Wraps an external script as a first-class pipeline stage with declarative output file templates and automatic parameter wiring. The script is expected to write its output files; script_stage() verifies they exist and returns file reference tibbles compatible with artifact() / file_ref().

Usage

script_stage(
  fl,
  id,
  script,
  produces,
  needs = character(),
  engine = c("source", "system"),
  interpreter = NULL,
  prefix = TRUE,
  ...
)

Arguments

fl

A parade_flow object

id

Unique stage identifier (character)

script

Path to the script file (R, Python, bash, etc.)

produces

Character vector of output declarations. Two forms:

  • Templates (contain glue braces): glue-style path templates resolved per grid row.
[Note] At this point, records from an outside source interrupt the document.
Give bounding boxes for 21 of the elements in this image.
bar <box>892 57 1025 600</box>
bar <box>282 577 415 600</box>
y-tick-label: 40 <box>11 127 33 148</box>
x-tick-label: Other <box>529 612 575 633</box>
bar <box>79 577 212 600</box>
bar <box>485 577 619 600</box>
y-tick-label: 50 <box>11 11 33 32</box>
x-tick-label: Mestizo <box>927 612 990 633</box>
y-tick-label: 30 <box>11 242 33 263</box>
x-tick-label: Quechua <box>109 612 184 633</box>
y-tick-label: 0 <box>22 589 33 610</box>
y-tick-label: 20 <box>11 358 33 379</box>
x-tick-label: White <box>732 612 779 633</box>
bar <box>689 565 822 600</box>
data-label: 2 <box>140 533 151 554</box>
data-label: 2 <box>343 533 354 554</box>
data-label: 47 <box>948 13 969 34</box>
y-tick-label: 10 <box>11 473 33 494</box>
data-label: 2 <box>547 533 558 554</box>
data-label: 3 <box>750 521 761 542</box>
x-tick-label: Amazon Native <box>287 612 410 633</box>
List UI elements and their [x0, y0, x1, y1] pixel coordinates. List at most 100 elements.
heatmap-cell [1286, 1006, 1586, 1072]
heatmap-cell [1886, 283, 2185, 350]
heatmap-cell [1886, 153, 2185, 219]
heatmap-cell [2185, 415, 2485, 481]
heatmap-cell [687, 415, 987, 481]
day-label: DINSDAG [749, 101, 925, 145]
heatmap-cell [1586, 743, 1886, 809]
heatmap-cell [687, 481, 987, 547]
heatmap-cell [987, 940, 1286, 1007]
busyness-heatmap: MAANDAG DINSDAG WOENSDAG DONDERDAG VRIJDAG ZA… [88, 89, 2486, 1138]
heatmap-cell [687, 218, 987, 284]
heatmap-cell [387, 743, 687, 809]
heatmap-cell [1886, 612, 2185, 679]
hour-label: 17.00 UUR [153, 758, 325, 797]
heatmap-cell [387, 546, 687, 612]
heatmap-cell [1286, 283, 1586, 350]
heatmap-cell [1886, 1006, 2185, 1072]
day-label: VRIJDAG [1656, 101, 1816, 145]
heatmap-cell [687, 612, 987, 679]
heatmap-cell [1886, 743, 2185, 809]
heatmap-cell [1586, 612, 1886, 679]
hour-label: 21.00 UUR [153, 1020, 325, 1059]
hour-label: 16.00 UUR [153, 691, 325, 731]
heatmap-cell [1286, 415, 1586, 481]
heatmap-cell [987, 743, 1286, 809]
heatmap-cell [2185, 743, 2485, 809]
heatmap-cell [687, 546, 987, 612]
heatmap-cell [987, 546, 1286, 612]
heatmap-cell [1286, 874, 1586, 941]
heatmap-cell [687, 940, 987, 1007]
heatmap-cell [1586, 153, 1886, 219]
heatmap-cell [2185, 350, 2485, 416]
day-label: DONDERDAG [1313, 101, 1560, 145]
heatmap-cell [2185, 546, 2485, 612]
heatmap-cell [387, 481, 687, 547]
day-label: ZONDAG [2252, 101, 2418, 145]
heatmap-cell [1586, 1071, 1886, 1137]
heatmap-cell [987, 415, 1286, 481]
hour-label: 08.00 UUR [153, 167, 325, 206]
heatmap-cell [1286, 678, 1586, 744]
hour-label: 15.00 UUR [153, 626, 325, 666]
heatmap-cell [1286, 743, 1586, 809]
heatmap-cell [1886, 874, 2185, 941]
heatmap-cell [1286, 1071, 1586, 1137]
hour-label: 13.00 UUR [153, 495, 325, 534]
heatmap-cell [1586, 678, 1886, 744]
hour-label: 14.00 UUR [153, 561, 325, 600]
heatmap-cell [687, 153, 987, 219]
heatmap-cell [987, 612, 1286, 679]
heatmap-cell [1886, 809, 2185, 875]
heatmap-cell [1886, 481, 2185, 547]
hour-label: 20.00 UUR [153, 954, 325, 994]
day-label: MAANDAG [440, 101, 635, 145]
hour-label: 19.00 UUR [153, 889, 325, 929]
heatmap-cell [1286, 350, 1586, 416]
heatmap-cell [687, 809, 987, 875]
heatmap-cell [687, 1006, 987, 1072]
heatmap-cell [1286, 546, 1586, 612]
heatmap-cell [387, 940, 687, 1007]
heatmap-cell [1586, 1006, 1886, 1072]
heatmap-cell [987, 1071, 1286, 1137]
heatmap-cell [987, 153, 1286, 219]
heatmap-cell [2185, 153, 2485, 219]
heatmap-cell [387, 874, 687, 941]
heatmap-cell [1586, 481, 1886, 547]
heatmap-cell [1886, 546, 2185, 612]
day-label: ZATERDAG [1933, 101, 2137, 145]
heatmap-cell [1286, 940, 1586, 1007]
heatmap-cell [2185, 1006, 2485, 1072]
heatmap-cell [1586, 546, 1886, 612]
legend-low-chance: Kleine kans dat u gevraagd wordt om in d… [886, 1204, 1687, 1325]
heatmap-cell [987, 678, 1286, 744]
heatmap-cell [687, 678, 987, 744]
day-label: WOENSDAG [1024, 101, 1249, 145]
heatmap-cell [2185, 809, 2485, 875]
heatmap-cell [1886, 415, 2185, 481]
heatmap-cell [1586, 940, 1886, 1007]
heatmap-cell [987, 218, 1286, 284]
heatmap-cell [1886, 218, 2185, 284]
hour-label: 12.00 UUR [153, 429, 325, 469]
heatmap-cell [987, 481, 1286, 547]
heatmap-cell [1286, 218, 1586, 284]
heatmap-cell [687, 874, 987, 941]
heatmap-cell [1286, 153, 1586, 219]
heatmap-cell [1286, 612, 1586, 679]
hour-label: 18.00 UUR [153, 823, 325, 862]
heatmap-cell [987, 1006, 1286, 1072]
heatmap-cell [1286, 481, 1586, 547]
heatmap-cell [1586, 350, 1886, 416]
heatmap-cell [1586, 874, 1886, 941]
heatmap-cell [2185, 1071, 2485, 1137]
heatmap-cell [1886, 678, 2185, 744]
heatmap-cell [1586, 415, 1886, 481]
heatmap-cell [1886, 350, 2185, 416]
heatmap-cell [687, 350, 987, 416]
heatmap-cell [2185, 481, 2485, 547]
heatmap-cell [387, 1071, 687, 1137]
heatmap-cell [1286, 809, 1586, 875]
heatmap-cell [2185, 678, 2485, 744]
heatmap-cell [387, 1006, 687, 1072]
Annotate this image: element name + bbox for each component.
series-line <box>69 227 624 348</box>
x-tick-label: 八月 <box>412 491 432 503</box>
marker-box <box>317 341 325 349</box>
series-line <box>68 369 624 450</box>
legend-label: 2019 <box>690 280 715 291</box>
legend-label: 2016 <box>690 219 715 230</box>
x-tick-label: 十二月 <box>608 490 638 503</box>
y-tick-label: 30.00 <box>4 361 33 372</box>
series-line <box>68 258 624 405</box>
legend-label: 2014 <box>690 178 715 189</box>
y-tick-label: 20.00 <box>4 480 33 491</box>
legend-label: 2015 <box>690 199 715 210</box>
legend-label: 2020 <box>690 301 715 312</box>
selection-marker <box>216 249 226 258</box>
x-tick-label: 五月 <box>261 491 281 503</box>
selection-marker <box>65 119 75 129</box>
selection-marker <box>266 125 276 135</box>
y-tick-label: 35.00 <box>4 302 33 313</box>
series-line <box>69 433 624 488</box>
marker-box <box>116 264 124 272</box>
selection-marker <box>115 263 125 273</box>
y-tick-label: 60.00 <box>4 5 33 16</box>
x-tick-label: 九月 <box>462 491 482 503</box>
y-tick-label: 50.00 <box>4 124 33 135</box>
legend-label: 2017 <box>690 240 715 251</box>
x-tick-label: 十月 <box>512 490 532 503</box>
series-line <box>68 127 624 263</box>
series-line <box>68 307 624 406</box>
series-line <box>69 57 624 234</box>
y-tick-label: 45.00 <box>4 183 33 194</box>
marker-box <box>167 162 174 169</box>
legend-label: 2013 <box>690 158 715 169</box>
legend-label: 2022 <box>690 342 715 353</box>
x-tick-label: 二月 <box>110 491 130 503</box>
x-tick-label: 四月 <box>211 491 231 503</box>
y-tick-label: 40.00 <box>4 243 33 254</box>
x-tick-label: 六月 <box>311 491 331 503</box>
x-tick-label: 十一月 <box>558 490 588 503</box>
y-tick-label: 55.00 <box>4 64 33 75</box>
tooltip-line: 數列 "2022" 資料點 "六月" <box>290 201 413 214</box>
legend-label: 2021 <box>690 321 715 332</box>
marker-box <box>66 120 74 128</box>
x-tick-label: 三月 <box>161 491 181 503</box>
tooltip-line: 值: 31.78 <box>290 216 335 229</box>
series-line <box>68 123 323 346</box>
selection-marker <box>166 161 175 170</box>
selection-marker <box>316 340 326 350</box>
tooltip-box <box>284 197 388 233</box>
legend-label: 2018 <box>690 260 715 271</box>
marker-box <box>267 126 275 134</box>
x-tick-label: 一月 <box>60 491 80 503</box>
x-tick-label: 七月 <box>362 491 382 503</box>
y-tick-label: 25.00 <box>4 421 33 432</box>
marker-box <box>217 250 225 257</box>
Can be named or unnamed (unnamed single defaults to "output").

  • Names only (no braces): output names only. The script must call script_returns() to declare actual paths.

needs

Character vector of upstream stage IDs this stage depends on. For the source engine, upstream outputs are injected into the script environment as {stage}.{field} variables.

engine

Execution engine: "source" (default, uses base::source()) or "system" (uses base::system2()).

interpreter

For engine = "system", the interpreter command. If NULL, guessed from the script file extension.

prefix

Whether to prefix output columns with stage ID (default TRUE).

...

Additional constant arguments passed through to the stage.

Value

The input flow with the new script stage appended.

Two modes for produces

Template mode — values contain glue placeholders (curly braces). script_stage() resolves paths, injects them as variables (output_path, <name>_path), and verifies the files after the script finishes:

produces = c(model = "results/\{subject\}/model.rds")

Manifest mode — values are plain output names (no braces). The script decides where to write and calls script_returns() to declare the paths. script_stage() reads the manifest and verifies:

produces = c("model", "metrics")

Portable scripts with get_arg()

Scripts can use get_arg() to read parameters. It works transparently with both the source and system engines:

x   <- get_arg("x")
out <- get_arg("output_path")

Examples

if (FALSE) { # \dontrun{
# Template mode: caller declares paths
flow(grid) |>
  script_stage("fit",
    script = "scripts/fit_model.R",
    produces = "results/{subject}/model.rds"
  )

# Template mode: multiple named outputs
flow(grid) |>
  script_stage("fit",
    script = "scripts/fit_model.R",
    produces = c(
      model   = "results/{subject}/model.rds",
      metrics = "results/{subject}/metrics.csv"
    )
  )

# Manifest mode: script declares paths via script_returns()
flow(grid) |>
  script_stage("fit",
    script = "scripts/fit_model.R",
    produces = c("model", "metrics")
  )

# System engine
flow(grid) |>
  script_stage("preproc",
    script = "scripts/preprocess.py",
    engine = "system",
    produces = "output/{subject}.nii.gz"
  )
} # }